Ein Umstand schien beim ersten Anblick seinen wahnsinnigen, aber doch methodischen Plan zu stören. Aber vielleicht war das in Wirklichkeit nicht so. Wenn schon die in Herden auftretenden Walfische in regelmäßigen Zeiten auf besonderen Gründen auftreten, so kann man daraus im allgemeinen nicht den Schluß ziehen, daß dieselben Wale, die in dem einen Jahre auf einer bestimmten Länge und Breite gehaust haben, genau dort wieder im anderen Jahre anzutreffen sind. Dasselbe trifft mit einer gewissen Einschränkung im allgemeinen bei den Einsiedlern und Eigenbrötlern unter den erfahrenen und älteren Pottwalen zu. Wenn Moby-Dick etwa im Jahre zuvor an den Weidegründen von den Seychellen im Indischen Ozean gesichtet war oder an der Vulkanbucht an der japanischen Küste, so folgte daraus noch nicht, daß der »Pequod« in diesen Gegenden zu den entsprechenden Zeiten unfehlbar Moby-Dick antreffen würde. So verhielt es sich auch mit einigen anderen Weidegründen, wo er sich zu gewissen Zeiten gezeigt hatte. Alles dies schienen nur die zufälligen Rastplätze und Herbergen im Ozean zu sein und waren keineswegs die Plätze eines längeren Aufenthaltes. Wenn eine bestimmte Zeit und ein bestimmter Ort festlagen, dann konnten einem Ahabs Absichten auf den Wal nicht mehr so verdreht vorkommen. Dann kam er auch der Wahrscheinlichkeit, seiner habhaft zu werden, einen Schritt näher.

Die bestimmte Zeit und der bestimmte Ort lagen vereint in der technischen Bezeichnung »Walfischzeitlinie« vor.

Manchmal war Moby-Dick in mehreren aufeinanderfolgenden Jahren regelmäßig aufgestöbert worden, wie er in diesen Gewässern eine Zeitlang auf der Lauer lag, genau so, wie die Sonne bei ihrer Jahresreise einen vorher bestimmten Zeitraum im Zeichen des Tierkreises in Ruhe liegt. Da hatten auch die meisten Treffen mit tödlichem Ausgang mit dem weißen Wal stattgefunden, und dort hätten auch die Wellen von seinen Taten erzählen können. Dort war auch die tragische Stelle, wo der alte Monomane den Anlaß seiner furchtbaren Rache erlebt hatte. Aber bei aller unbegreiflichen Verschlagenheit und ständigen Wachsamkeit, mit der Ahab sich mit ganzer Seele der unermüdlichen Jagd hingab, konnte er es sich nicht gestatten, alle seine Hoffnungen auf die einzige, obenerwähnte wichtige Tatsache zu setzen. Auch ließ ihn sein Schwur nicht zur Ruhe kommen, als daß er die Jagd hätte aufschieben können.

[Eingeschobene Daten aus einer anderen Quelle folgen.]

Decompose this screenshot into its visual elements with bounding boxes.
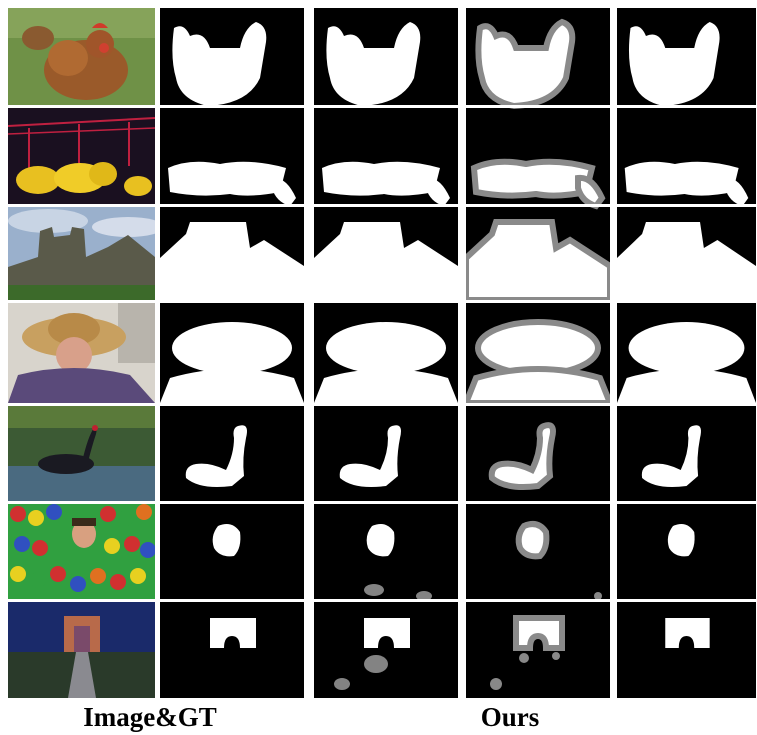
row-divider xyxy=(160,300,756,303)
row-divider xyxy=(160,204,756,207)
pred-mask-column-2 xyxy=(466,8,610,698)
photo-castle xyxy=(8,207,155,300)
photo-ball-pit xyxy=(8,504,155,599)
label-ours: Ours xyxy=(480,702,540,732)
row-divider xyxy=(160,403,756,406)
photo-person-with-sombrero xyxy=(8,303,155,403)
gt-mask-column xyxy=(160,8,304,698)
pred-mask-column-1 xyxy=(314,8,458,698)
photo-hen xyxy=(8,8,155,105)
row-divider xyxy=(160,501,756,504)
label-image-gt: Image&GT xyxy=(83,702,217,732)
row-divider xyxy=(160,599,756,602)
photo-bananas xyxy=(8,108,155,204)
row-divider xyxy=(160,105,756,108)
pred-mask-column-3 xyxy=(617,8,756,698)
photo-arch-gate xyxy=(8,602,155,698)
photo-black-swan xyxy=(8,406,155,501)
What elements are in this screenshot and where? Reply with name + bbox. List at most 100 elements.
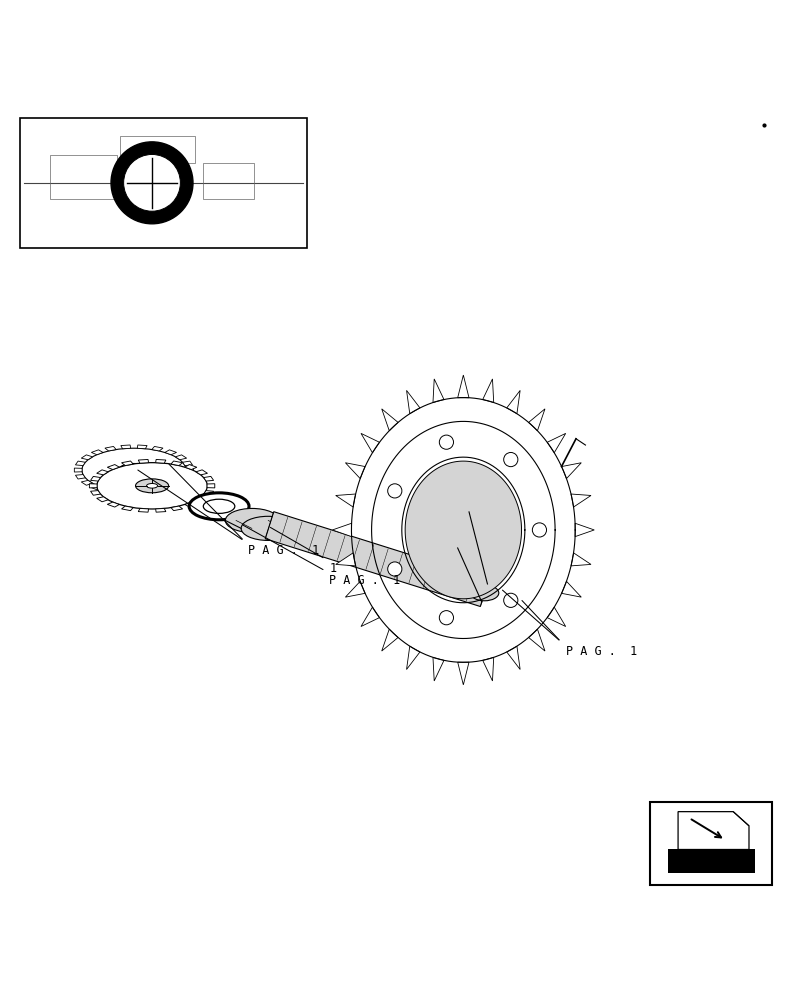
Text: P A G .  1: P A G . 1 (329, 574, 400, 587)
Polygon shape (483, 657, 494, 681)
Polygon shape (336, 494, 355, 507)
Polygon shape (203, 476, 214, 481)
Polygon shape (333, 523, 351, 537)
Polygon shape (361, 433, 380, 453)
Bar (50, 155, 117, 199)
Polygon shape (575, 523, 594, 537)
Ellipse shape (97, 463, 207, 509)
Ellipse shape (128, 468, 139, 472)
Ellipse shape (241, 516, 295, 540)
Polygon shape (407, 390, 420, 414)
Polygon shape (152, 446, 163, 451)
Polygon shape (81, 455, 92, 460)
Polygon shape (733, 812, 749, 826)
Polygon shape (91, 491, 101, 495)
Polygon shape (678, 812, 749, 849)
Polygon shape (171, 506, 183, 511)
Polygon shape (105, 446, 116, 451)
Polygon shape (529, 629, 545, 651)
Polygon shape (529, 409, 545, 431)
Polygon shape (76, 475, 85, 479)
Polygon shape (121, 445, 131, 449)
Polygon shape (137, 491, 147, 495)
Polygon shape (121, 461, 133, 466)
Polygon shape (155, 459, 166, 463)
Ellipse shape (203, 499, 235, 513)
Polygon shape (81, 480, 92, 485)
Polygon shape (381, 409, 398, 431)
Polygon shape (186, 468, 194, 472)
Polygon shape (176, 480, 187, 485)
Bar (20, 118, 307, 248)
Ellipse shape (225, 508, 279, 533)
Polygon shape (74, 468, 82, 472)
Polygon shape (91, 450, 103, 455)
Polygon shape (165, 485, 177, 490)
Polygon shape (171, 461, 183, 466)
Polygon shape (483, 379, 494, 403)
Circle shape (388, 562, 402, 576)
Bar (203, 163, 255, 199)
Polygon shape (97, 497, 108, 502)
Bar (121, 136, 195, 163)
Polygon shape (107, 502, 119, 507)
Polygon shape (571, 494, 591, 507)
Ellipse shape (189, 493, 249, 520)
Polygon shape (138, 508, 149, 512)
Polygon shape (507, 646, 520, 669)
Polygon shape (433, 657, 444, 681)
Text: P A G .  1: P A G . 1 (566, 645, 637, 658)
Ellipse shape (118, 464, 150, 477)
Ellipse shape (136, 479, 169, 493)
Polygon shape (433, 379, 444, 403)
Polygon shape (176, 455, 187, 460)
Polygon shape (547, 607, 566, 627)
Polygon shape (121, 506, 133, 511)
Circle shape (440, 435, 454, 449)
Circle shape (504, 593, 518, 607)
Polygon shape (196, 470, 207, 475)
Polygon shape (91, 485, 103, 490)
Polygon shape (407, 646, 420, 669)
Polygon shape (203, 491, 214, 495)
Polygon shape (183, 475, 192, 479)
Polygon shape (155, 508, 166, 512)
Polygon shape (152, 489, 163, 494)
Polygon shape (165, 450, 177, 455)
Polygon shape (381, 629, 398, 651)
Ellipse shape (82, 448, 186, 492)
Polygon shape (571, 553, 591, 566)
Ellipse shape (147, 483, 158, 488)
Circle shape (124, 154, 180, 211)
Bar (667, 849, 754, 873)
Polygon shape (547, 433, 566, 453)
Polygon shape (336, 553, 355, 566)
Polygon shape (405, 461, 522, 599)
Circle shape (533, 523, 547, 537)
Polygon shape (507, 390, 520, 414)
Circle shape (504, 452, 518, 467)
Polygon shape (562, 463, 582, 479)
Polygon shape (89, 484, 97, 488)
Polygon shape (137, 445, 147, 449)
Polygon shape (138, 459, 149, 463)
Polygon shape (562, 581, 582, 597)
Polygon shape (76, 461, 85, 466)
Polygon shape (361, 607, 380, 627)
Polygon shape (458, 662, 469, 685)
Polygon shape (185, 502, 197, 507)
Text: 1: 1 (329, 562, 336, 575)
Polygon shape (183, 461, 192, 466)
Polygon shape (345, 581, 365, 597)
Text: P A G .  1: P A G . 1 (248, 544, 319, 557)
Polygon shape (105, 489, 116, 494)
Polygon shape (185, 465, 197, 470)
Polygon shape (196, 497, 207, 502)
Circle shape (388, 484, 402, 498)
Polygon shape (121, 491, 131, 495)
Polygon shape (97, 470, 108, 475)
Ellipse shape (470, 585, 499, 601)
Polygon shape (266, 512, 489, 607)
Circle shape (440, 611, 454, 625)
Bar (650, 802, 772, 885)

Nun war der »Pequod« zu Beginn der günstigen Jahreszeit, zur Zeit der »Walfischzeitlinie«, von Nantucket in See gegangen. Mit keinem Mittel hätte es der Kapitän zuwege gebracht, südwärts um das Kap Horn herumzufahren und auf dem sechzigsten Grade geographischer Breite im äquatorialen Teile des Stillen Ozeans noch rechtzeitig anzukommen. Er mußte daher die nächste folgende Jahreszeit abwarten. Aber der »Pequod« war vielleicht absichtlich auf Anordnung Ahabs so vorzeitig abgefahren, weil es Gründe dafür gab. Es lag nämlich ein Zwischenraum von dreihundertfünfundsechzig Tagen und Nächten vor ihm, eine Zeit, die er lieber mit der Jagd auf die verschiedensten Dinge, als mit ungeduldigem Nichtstun an der Küste zubringen wollte. Vielleicht würde auch der weiße Wal in Gewässern, die weitab von seinen regelmäßigen Weidegründen lagen, seine Ferien zubringen. Vielleicht würde er mit seinem entstellten Unterkiefer bis zum Persischen Golf, bis zum Bengalischen Meerbusen, bis zum Chinesischen Meer oder in andere Gewässer vorstoßen. Vielleicht würden Winde wie der Monsun, der Pampas, der Nordwester, der Harmattan wehen, und diese würden dann, wenn nicht unverhofft der Wind von der Levante oder der Simoon kommen sollten, unseren Moby-Dick in die teuflische Zickzacklinie des dünenden Kielwassers des »Pequod« treiben.